The median age in the town was 46.5 years. 18.1% of residents were under the age of 18; 8.6% were between the ages of 18 and 24; 20% were from 25 to 44; 42.2% were from 45 to 64; and 11% were 65 years of age or older. The gender makeup of the town was 53.5% male and 46.5% female.

===2000 census===
As of the census of 2000, there were 231 people, 88 households, and 69 families residing in the town. The population density was 5.4 people per square mile (2.1/km^{2}). There were 135 housing units at an average density of 3.2 per square mile (1.2/km^{2}). The racial makeup of the town was 99.57% White, and 0.43% from two or more races. Hispanic or Latino of any race were 0.43% of the population.

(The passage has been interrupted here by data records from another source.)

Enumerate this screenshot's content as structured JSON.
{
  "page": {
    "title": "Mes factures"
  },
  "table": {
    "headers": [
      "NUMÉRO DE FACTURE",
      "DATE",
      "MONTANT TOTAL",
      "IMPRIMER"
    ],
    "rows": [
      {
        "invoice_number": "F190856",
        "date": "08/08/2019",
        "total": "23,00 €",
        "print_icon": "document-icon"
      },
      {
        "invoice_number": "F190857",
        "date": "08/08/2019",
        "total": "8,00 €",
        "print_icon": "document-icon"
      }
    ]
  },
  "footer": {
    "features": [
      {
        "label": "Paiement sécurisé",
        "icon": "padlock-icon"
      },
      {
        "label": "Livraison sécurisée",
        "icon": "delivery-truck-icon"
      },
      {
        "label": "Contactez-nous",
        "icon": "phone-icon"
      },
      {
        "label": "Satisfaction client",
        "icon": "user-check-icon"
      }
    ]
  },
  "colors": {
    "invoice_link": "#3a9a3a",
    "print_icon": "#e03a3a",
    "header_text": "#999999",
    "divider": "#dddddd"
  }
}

There were 88 households, out of which 38.6% had children under the age of 18 living with them, 68.2% were married couples living together, 4.5% had a female householder with no husband present, and 20.5% were non-families. 19.3% of all households were made up of individuals, and 4.5% had someone living alone who was 65 years of age or older. The average household size was 2.63 and the average family size was 2.91.

In the town, the population was spread out, with 22.1% under the age of 18, 6.5% from 18 to 24, 37.2% from 25 to 44, 22.1% from 45 to 64, and 12.1% who were 65 years of age or older. The median age was 39 years. For every 100 females, there were 124.3 males. For every 100 females age 18 and over, there were 114.3 males.

The median income for a household in the town was $28,750, and the median income for a family was $30,000. Males had a median income of $21,667 versus $26,250 for females. The per capita income for the town was $12,609. About 10.0% of families and 15.0% of the population were below the poverty line, including 31.7% of those under the age of eighteen and none of those 65 or over.